For tracking impacts of IP masking rollout
As IP masking is rolled out, it would be useful to monitor any significant changes in the following editing metrics:

  • Changes in the number of edit attempts and edits published by registered and IP users. Does the IP masking project lead to more IP users creating an account/registering?
  • Changes in block rates by user type. How do the block rates of temp users compare to the block rates of IP and registered users?

Open Questions:

  • Will the user_editcount field in EditAttemptStep be updated with a count of edits completed by the temp user account?
  • Will an IP user's first edit that caused them to be issued a temp account be linked to their account?

Temp user editor retention
User edit count of temp users. What percent of temp users completed 1-5 edits, 5-10 edits, etc?
Distinct temp users in AB Test

@MNeisler, the investigation you summarized in T332842#8881103 is wonderful.
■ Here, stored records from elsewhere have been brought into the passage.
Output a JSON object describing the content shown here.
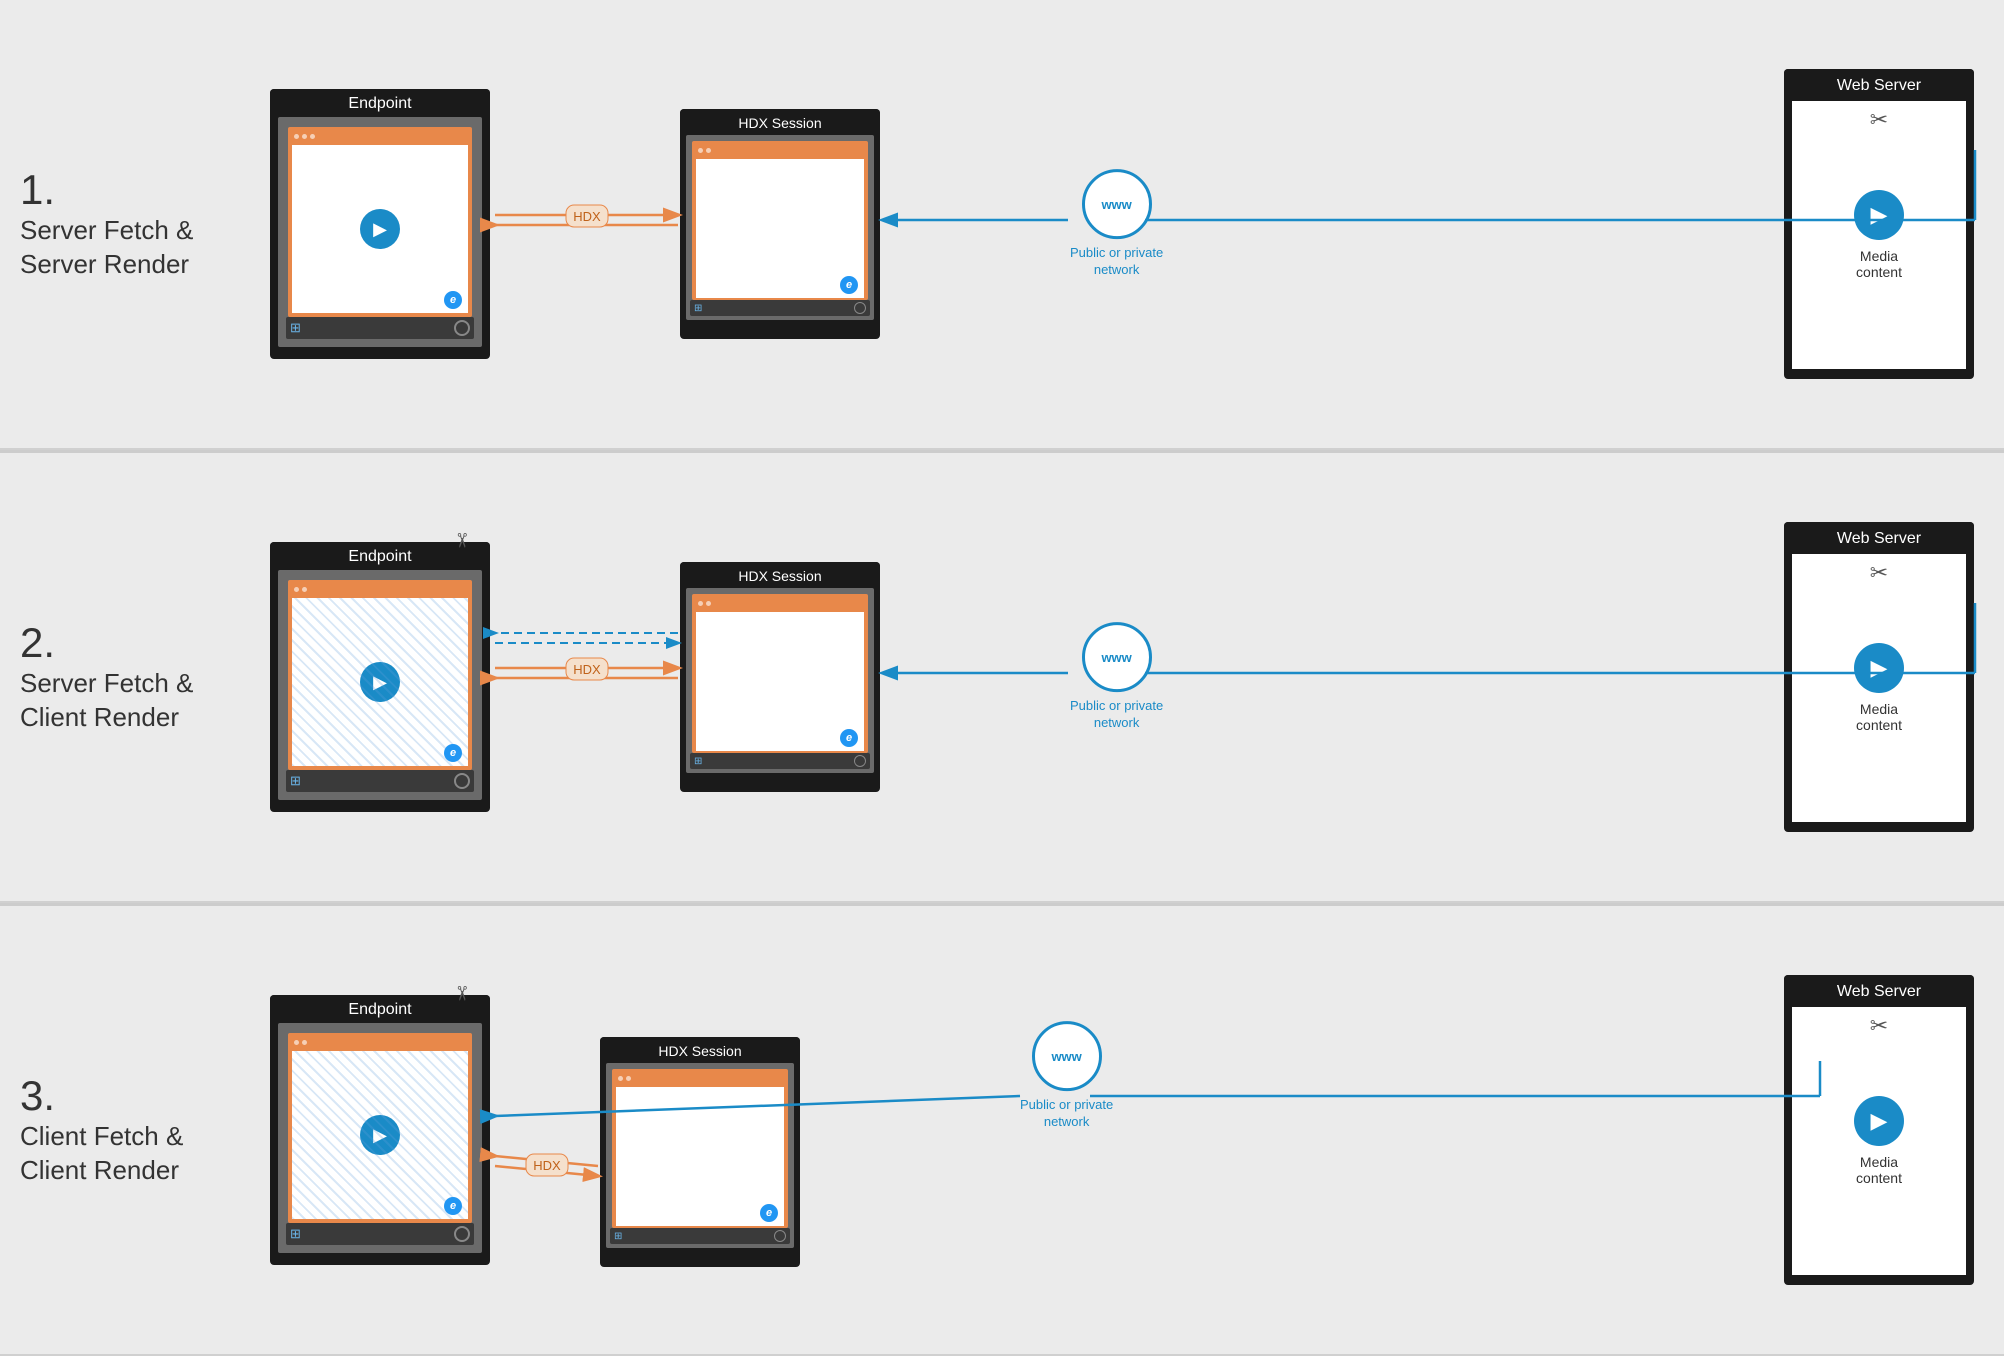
{
  "sections": [
    {
      "number": "1.",
      "title": "Server Fetch &\nServer Render",
      "endpoint_label": "Endpoint",
      "hdx_label": "HDX Session",
      "webserver_label": "Web Server",
      "media_label": "Media\ncontent",
      "network_label": "Public or private\nnetwork",
      "hdx_tag": "HDX",
      "scenario": "server_fetch_server_render"
    },
    {
      "number": "2.",
      "title": "Server Fetch &\nClient Render",
      "endpoint_label": "Endpoint",
      "hdx_label": "HDX Session",
      "webserver_label": "Web Server",
      "media_label": "Media\ncontent",
      "network_label": "Public or private\nnetwork",
      "hdx_tag": "HDX",
      "scenario": "server_fetch_client_render"
    },
    {
      "number": "3.",
      "title": "Client Fetch &\nClient Render",
      "endpoint_label": "Endpoint",
      "hdx_label": "HDX Session",
      "webserver_label": "Web Server",
      "media_label": "Media\ncontent",
      "network_label": "Public or private\nnetwork",
      "hdx_tag": "HDX",
      "scenario": "client_fetch_client_render"
    }
  ],
  "colors": {
    "orange": "#e8884a",
    "blue": "#1a8bc7",
    "dark": "#1a1a1a",
    "bg": "#ebebeb"
  }
}
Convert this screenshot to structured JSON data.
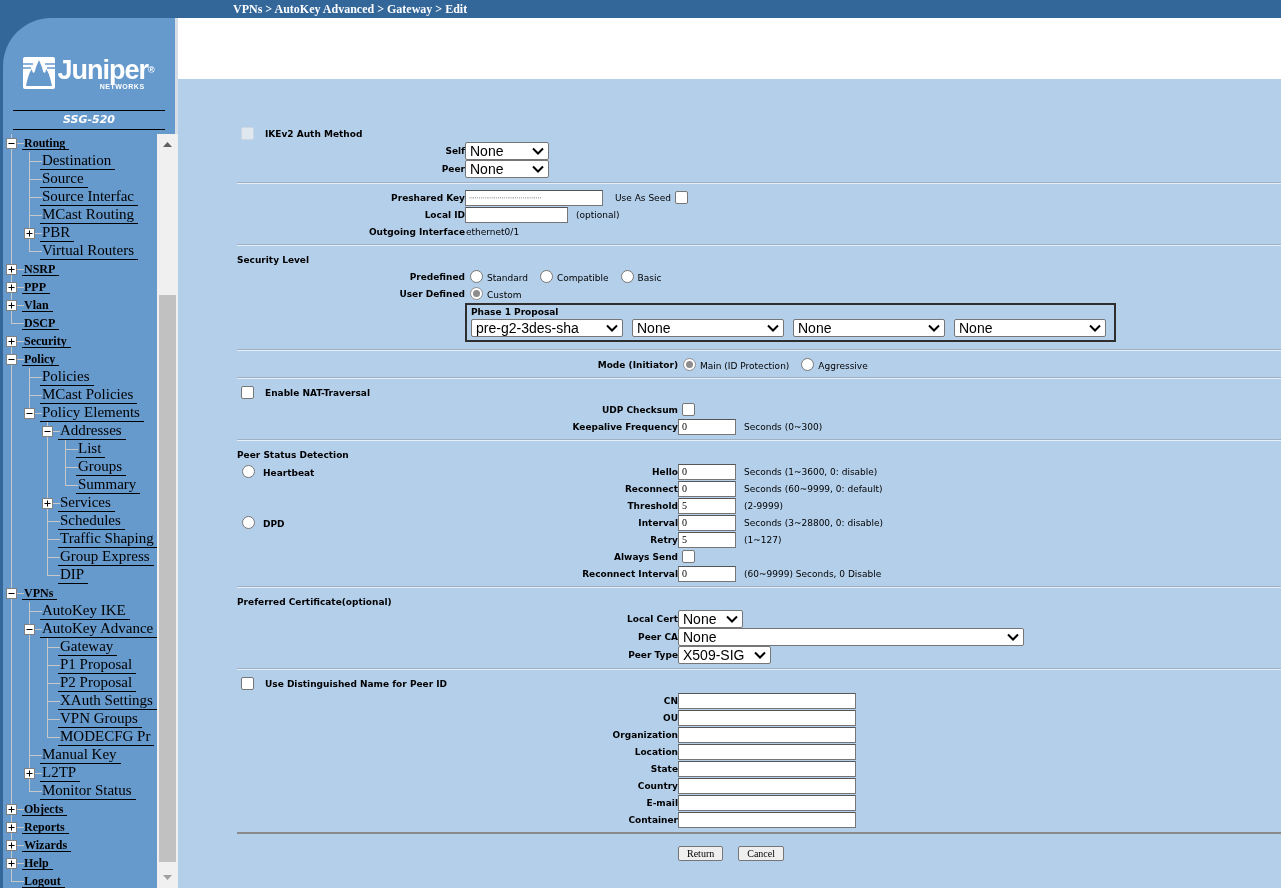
{
  "breadcrumb": "VPNs > AutoKey Advanced > Gateway > Edit",
  "logo": {
    "name": "Juniper$^{®}$",
    "sub": "NETWORKS",
    "model": "SSG-520"
  },
  "tree": [
    {
      "children": [
        {
          "label": "Routing",
          "expanded": true,
          "children": [
            {
              "label": "Destination"
            },
            {
              "label": "Source"
            },
            {
              "label": "Source Interfac"
            },
            {
              "label": "MCast Routing"
            },
            {
              "label": "PBR",
              "expanded": false
            },
            {
              "label": "Virtual Routers"
            }
          ]
        },
        {
          "label": "NSRP",
          "expanded": false
        },
        {
          "label": "PPP",
          "expanded": false
        },
        {
          "label": "Vlan",
          "expanded": false
        },
        {
          "label": "DSCP"
        }
      ]
    },
    {
      "label": "Security",
      "expanded": false
    },
    {
      "label": "Policy",
      "expanded": true,
      "children": [
        {
          "label": "Policies"
        },
        {
          "label": "MCast Policies"
        },
        {
          "label": "Policy Elements",
          "expanded": true,
          "children": [
            {
              "label": "Addresses",
              "expanded": true,
              "children": [
                {
                  "label": "List"
                },
                {
                  "label": "Groups"
                },
                {
                  "label": "Summary"
                }
              ]
            },
            {
              "label": "Services",
              "expanded": false
            },
            {
              "label": "Schedules"
            },
            {
              "label": "Traffic Shaping"
            },
            {
              "label": "Group Express"
            },
            {
              "label": "DIP"
            }
          ]
        }
      ]
    },
    {
      "label": "VPNs",
      "expanded": true,
      "children": [
        {
          "label": "AutoKey IKE"
        },
        {
          "label": "AutoKey Advance",
          "expanded": true,
          "children": [
            {
              "label": "Gateway"
            },
            {
              "label": "P1 Proposal"
            },
            {
              "label": "P2 Proposal"
            },
            {
              "label": "XAuth Settings"
            },
            {
              "label": "VPN Groups"
            },
            {
              "label": "MODECFG Pr"
            }
          ]
        },
        {
          "label": "Manual Key"
        },
        {
          "label": "L2TP",
          "expanded": false
        },
        {
          "label": "Monitor Status"
        }
      ]
    },
    {
      "label": "Objects",
      "expanded": false
    },
    {
      "label": "Reports",
      "expanded": false
    },
    {
      "label": "Wizards",
      "expanded": false
    },
    {
      "label": "Help",
      "expanded": false
    },
    {
      "label": "Logout"
    }
  ],
  "form": {
    "sections": [
      {
        "rows": [
          {
            "kind": "check_title",
            "label": "IKEv2 Auth Method",
            "checked": false,
            "disabled": true
          },
          {
            "kind": "select",
            "label": "Self",
            "value": "None"
          },
          {
            "kind": "select",
            "label": "Peer",
            "value": "None"
          }
        ]
      },
      {
        "rows": [
          {
            "kind": "input",
            "label": "Preshared Key",
            "value": "······································",
            "option": {
              "label": "Use As Seed",
              "checked": false
            }
          },
          {
            "kind": "input",
            "label": "Local ID",
            "hint": "(optional)"
          },
          {
            "kind": "text",
            "label": "Outgoing Interface",
            "value": "ethernet0/1"
          }
        ]
      },
      {
        "rows": [
          {
            "kind": "title",
            "label": "Security Level"
          },
          {
            "kind": "radios",
            "label": "Predefined",
            "options": [
              {
                "label": "Standard",
                "selected": false
              },
              {
                "label": "Compatible",
                "selected": false
              },
              {
                "label": "Basic",
                "selected": false
              }
            ]
          },
          {
            "kind": "radios",
            "label": "User Defined",
            "options": [
              {
                "label": "Custom",
                "selected": true
              }
            ]
          },
          {
            "kind": "proposal",
            "label": "Phase 1 Proposal",
            "values": [
              "pre-g2-3des-sha",
              "None",
              "None",
              "None"
            ]
          }
        ]
      },
      {
        "rows": [
          {
            "kind": "radios",
            "label": "Mode (Initiator)",
            "options": [
              {
                "label": "Main (ID Protection)",
                "selected": true
              },
              {
                "label": "Aggressive",
                "selected": false
              }
            ]
          }
        ]
      },
      {
        "rows": [
          {
            "kind": "check_title",
            "label": "Enable NAT-Traversal",
            "checked": false
          },
          {
            "kind": "checkbox",
            "label": "UDP Checksum",
            "checked": false
          },
          {
            "kind": "input",
            "label": "Keepalive Frequency",
            "value": "0",
            "hint": "Seconds (0~300)"
          }
        ]
      },
      {
        "rows": [
          {
            "kind": "title",
            "label": "Peer Status Detection"
          },
          {
            "kind": "modes",
            "modes": [
              {
                "label": "Heartbeat",
                "selected": false,
                "rows": [
                  {
                    "kind": "input",
                    "label": "Hello",
                    "value": "0",
                    "hint": "Seconds (1~3600, 0: disable)"
                  },
                  {
                    "kind": "input",
                    "label": "Reconnect",
                    "value": "0",
                    "hint": "Seconds (60~9999, 0: default)"
                  },
                  {
                    "kind": "input",
                    "label": "Threshold",
                    "value": "5",
                    "hint": "(2-9999)"
                  }
                ]
              },
              {
                "label": "DPD",
                "selected": false,
                "rows": [
                  {
                    "kind": "input",
                    "label": "Interval",
                    "value": "0",
                    "hint": "Seconds (3~28800, 0: disable)"
                  },
                  {
                    "kind": "input",
                    "label": "Retry",
                    "value": "5",
                    "hint": "(1~127)"
                  },
                  {
                    "kind": "checkbox",
                    "label": "Always Send",
                    "checked": false
                  },
                  {
                    "kind": "input",
                    "label": "Reconnect Interval",
                    "value": "0",
                    "hint": "(60~9999) Seconds, 0 Disable"
                  }
                ]
              }
            ]
          }
        ]
      },
      {
        "rows": [
          {
            "kind": "title",
            "label": "Preferred Certificate(optional)"
          },
          {
            "kind": "select",
            "label": "Local Cert",
            "value": "None"
          },
          {
            "kind": "select",
            "label": "Peer CA",
            "value": "None"
          },
          {
            "kind": "select",
            "label": "Peer Type",
            "value": "X509-SIG"
          }
        ]
      },
      {
        "rows": [
          {
            "kind": "check_title",
            "label": "Use Distinguished Name for Peer ID",
            "checked": false
          },
          {
            "kind": "input",
            "label": "CN"
          },
          {
            "kind": "input",
            "label": "OU"
          },
          {
            "kind": "input",
            "label": "Organization"
          },
          {
            "kind": "input",
            "label": "Location"
          },
          {
            "kind": "input",
            "label": "State"
          },
          {
            "kind": "input",
            "label": "Country"
          },
          {
            "kind": "input",
            "label": "E-mail"
          },
          {
            "kind": "input",
            "label": "Container"
          }
        ]
      }
    ]
  },
  "buttons": [
    "Return",
    "Cancel"
  ]
}
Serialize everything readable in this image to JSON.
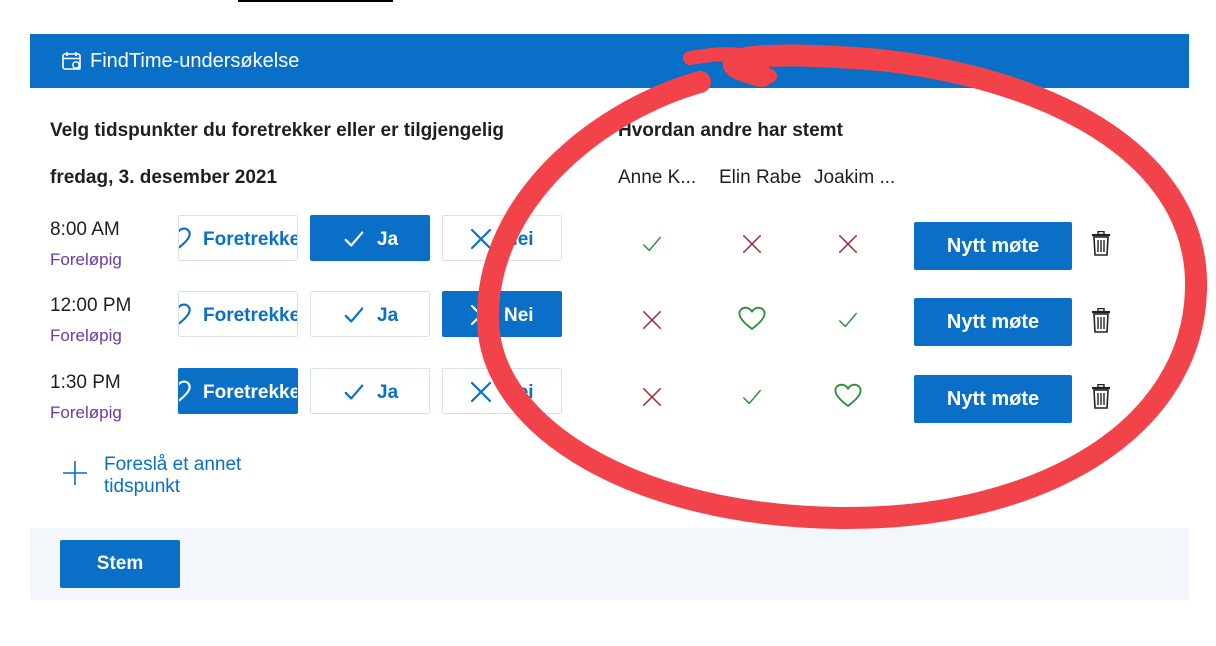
{
  "header": {
    "title": "FindTime-undersøkelse",
    "icon": "calendar-icon"
  },
  "left": {
    "heading": "Velg tidspunkter du foretrekker eller er tilgjengelig",
    "date": "fredag, 3. desember 2021",
    "slots": [
      {
        "time": "8:00 AM",
        "status": "Foreløpig",
        "prefer_label": "Foretrekker",
        "yes_label": "Ja",
        "no_label": "Nei",
        "selected": "yes"
      },
      {
        "time": "12:00 PM",
        "status": "Foreløpig",
        "prefer_label": "Foretrekker",
        "yes_label": "Ja",
        "no_label": "Nei",
        "selected": "no"
      },
      {
        "time": "1:30 PM",
        "status": "Foreløpig",
        "prefer_label": "Foretrekker",
        "yes_label": "Ja",
        "no_label": "Nei",
        "selected": "prefer"
      }
    ],
    "suggest_label": "Foreslå et annet tidspunkt"
  },
  "right": {
    "heading": "Hvordan andre har stemt",
    "voters": [
      "Anne K...",
      "Elin Rabe",
      "Joakim ..."
    ],
    "votes": [
      [
        "yes",
        "no",
        "no"
      ],
      [
        "no",
        "prefer",
        "yes"
      ],
      [
        "no",
        "yes",
        "prefer"
      ]
    ],
    "new_meeting_label": "Nytt møte"
  },
  "footer": {
    "vote_label": "Stem"
  },
  "colors": {
    "accent": "#0a6fc6",
    "yes": "#2e8b3a",
    "no": "#a4262c",
    "status": "#6b3aa5",
    "annotation": "#f2434b"
  }
}
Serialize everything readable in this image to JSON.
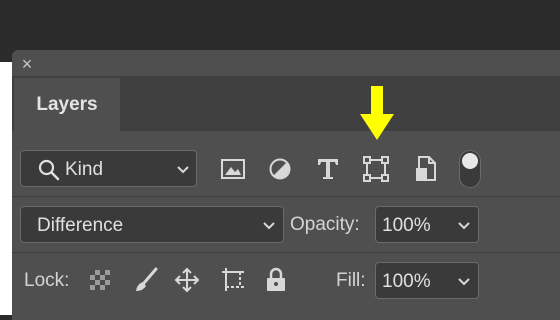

I'm particularly keen for us to be able to start reporting on metrics like the ones I've pulled out above.

Now, to the two questions you posed...

  1. "Will the user_editcount field in EditAttemptStep be updated with a count of edits completed by the temp user account?"
  2. "Will an IP user's first edit that caused them to be issued a temp account be linked to their account?"

Who do you think is best equipped to comment on the above? My instinct is that the AHT will be able to address "2." although I'm not sure about "1."...

I've provided some updates to the open questions below:

"Will the user_editcount field in EditAttemptStep be updated with a count of edits completed by the temp user account?"

The user_editcount field in EditAttemptStep retrieves the edit count from the user_editcount field of the user table. I asked for confirmation on the #talk-to-ip-masking slack channel (see thread) if there were plans to aggregate temp user edit counts within this field.

Based on responses there so far, it looks like there are no current plans to do that. If we think it would be valuable for us to track that info, we would need to make a request through Phab and assign it to the Data products team to be completed as part of the bigger IP masking changes.

"Will an IP user's first edit that caused them to be issued a temp account be linked to their account?"

A temp user account is not created until after the IP user completes their edit. Based on current documentation, I believe that the initial edit would be tagged as being completed by an IP unregistered user and only their subsequent edits would be attributed to their temp-generated user name. Recommend reaching out to AHT to confirm.

@MNeisler all that you described in T332842#9029294 sounds great. Per what we talked about offline today, no further action needed.